DETROIT (Reuters) -- Automakers offered an all-time record of $5.3 billion in discounts to sell new cars and trucks in the United States in July, highlighting the cost of Detroit's escalating price war, industry tracking firm Edmunds.com said on Thursday.
As expected, it said General Motors, Ford Motor Co. and DaimlerChrysler AG's Chrysler arm -- Detroit's traditional Big Three -- provided the bulk of the discounts or consumer incentives, spending a combined total of $4.33 billion to drive customers into showrooms.
Edmunds.com said its monthly "True Cost of Incentives" report takes into account all of the manufacturers' various discount programs, including cash rebates to customers and dealers and discounted interest rates and lease programs.
Its calculations are also based on sales volume, and sales across the industry strengthened nearly 21 percent in July to a seasonally adjusted annual rate of 20.9 million vehicles. That was the highest level since a record 21.7 million set in October 2001 and far above the 17.2 million rate in July last year.
Edmunds.com's incentives figures for Detroit's Big Three discount kings are actually lower than July estimates provided by Autodata Corp., a rival industry tracking firm, earlier this week.
But it said GM, the world's largest automaker, trimmed its average incentives spending by $56 in July to a total of $4,135 per vehicle sold.
Ford increased its spending by $688 to an average total of $3,776 per vehicle, Edmunds.com said, and Chrysler cut its spending by $73 to $3,623 per vehicle sold in July.
By contrast, Japanese automakers increased their incentives spending by $189, raising it to a record-high average of $1,236 per vehicle sold, while European manufacturers upped their incentives by $447 to an average of $2,382 per vehicle.

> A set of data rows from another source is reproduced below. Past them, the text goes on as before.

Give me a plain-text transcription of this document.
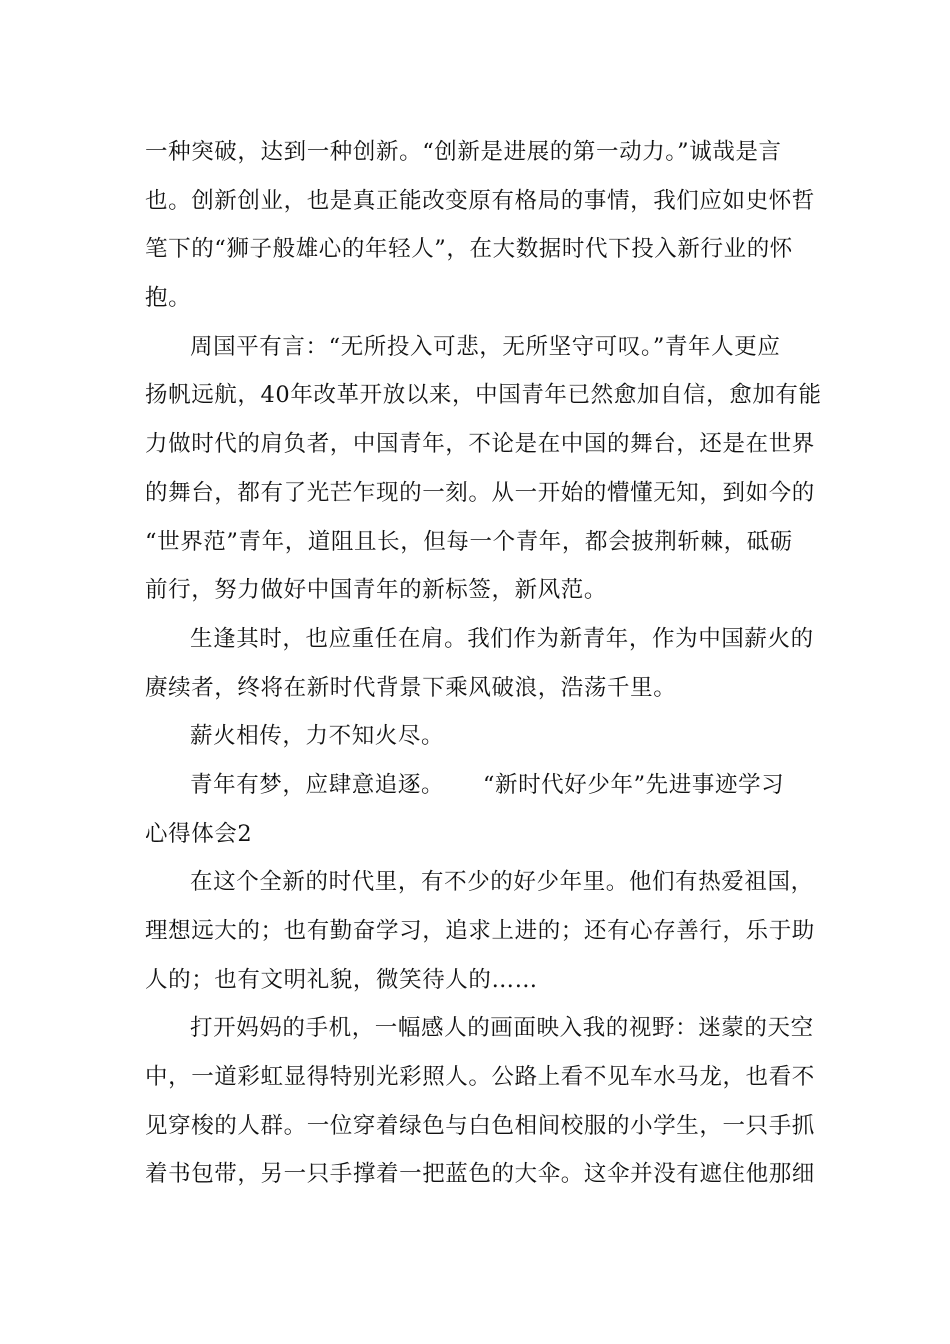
一种突破，达到一种创新。“创新是进展的第一动力。”诚哉是言
也。创新创业，也是真正能改变原有格局的事情，我们应如史怀哲
笔下的“狮子般雄心的年轻人”，在大数据时代下投入新行业的怀
抱。
周国平有言：“无所投入可悲，无所坚守可叹。”青年人更应
扬帆远航，40年改革开放以来，中国青年已然愈加自信，愈加有能
力做时代的肩负者，中国青年，不论是在中国的舞台，还是在世界
的舞台，都有了光芒乍现的一刻。从一开始的懵懂无知，到如今的
“世界范”青年，道阻且长，但每一个青年，都会披荆斩棘，砥砺
前行，努力做好中国青年的新标签，新风范。
生逢其时，也应重任在肩。我们作为新青年，作为中国薪火的
赓续者，终将在新时代背景下乘风破浪，浩荡千里。
薪火相传，力不知火尽。
青年有梦，应肆意追逐。     “新时代好少年”先进事迹学习
心得体会2
在这个全新的时代里，有不少的好少年里。他们有热爱祖国，
理想远大的；也有勤奋学习，追求上进的；还有心存善行，乐于助
人的；也有文明礼貌，微笑待人的……
打开妈妈的手机，一幅感人的画面映入我的视野：迷蒙的天空
中，一道彩虹显得特别光彩照人。公路上看不见车水马龙，也看不
见穿梭的人群。一位穿着绿色与白色相间校服的小学生，一只手抓
着书包带，另一只手撑着一把蓝色的大伞。这伞并没有遮住他那细
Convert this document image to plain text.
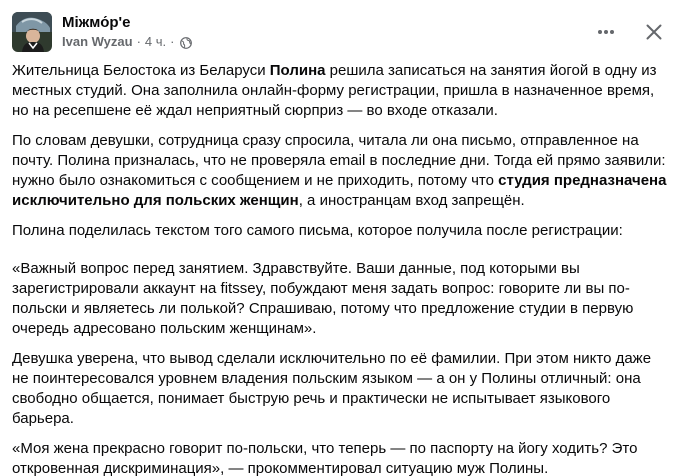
Міжмо́р'е
Ivan Wyzau · 4 ч. ·

Жительница Белостока из Беларуси Полина решила записаться на занятия йогой в одну из местных студий. Она заполнила онлайн-форму регистрации, пришла в назначенное время, но на ресепшене её ждал неприятный сюрприз — во входе отказали.

По словам девушки, сотрудница сразу спросила, читала ли она письмо, отправленное на почту. Полина призналась, что не проверяла email в последние дни. Тогда ей прямо заявили: нужно было ознакомиться с сообщением и не приходить, потому что студия предназначена исключительно для польских женщин, а иностранцам вход запрещён.

Полина поделилась текстом того самого письма, которое получила после регистрации:

«Важный вопрос перед занятием. Здравствуйте. Ваши данные, под которыми вы зарегистрировали аккаунт на fitssey, побуждают меня задать вопрос: говорите ли вы по-польски и являетесь ли полькой? Спрашиваю, потому что предложение студии в первую очередь адресовано польским женщинам».

Девушка уверена, что вывод сделали исключительно по её фамилии. При этом никто даже не поинтересовался уровнем владения польским языком — а он у Полины отличный: она свободно общается, понимает быструю речь и практически не испытывает языкового барьера.

«Моя жена прекрасно говорит по-польски, что теперь — по паспорту на йогу ходить? Это откровенная дискриминация», — прокомментировал ситуацию муж Полины.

South Korean automakers ratcheted up spending by $99 to a per vehicle average of $1,945, according to Edmunds.com.
It said fuel-thirsty large sport utility vehicles continued to offer the highest average incentives, at $5,164 per SUV sold, while GM's Cadillac division spent the most of any brand sold with incentives totaling an average of $6,442 per vehicle.
That compares with an average of just $28 per vehicle for a hot-selling Mini from Germany's BMW AG.
GM and Ford have said they are cutting sticker prices and increasing features or content on many 2006 models as part of a strategy aimed at weaning consumers off big rebates and other incentives.
But Dr. Jane Liu, Edmunds.com's vice president of data analysis, said the strategy may not work as well as the leading U.S. automakers would like in a nation of buyers increasingly accustomed to deals.
"Many consumers are programmed to expect incentives and may not even notice that sticker prices have been lowered. Automakers in that situation may be forced to offer incentives that drop prices even further," said Liu.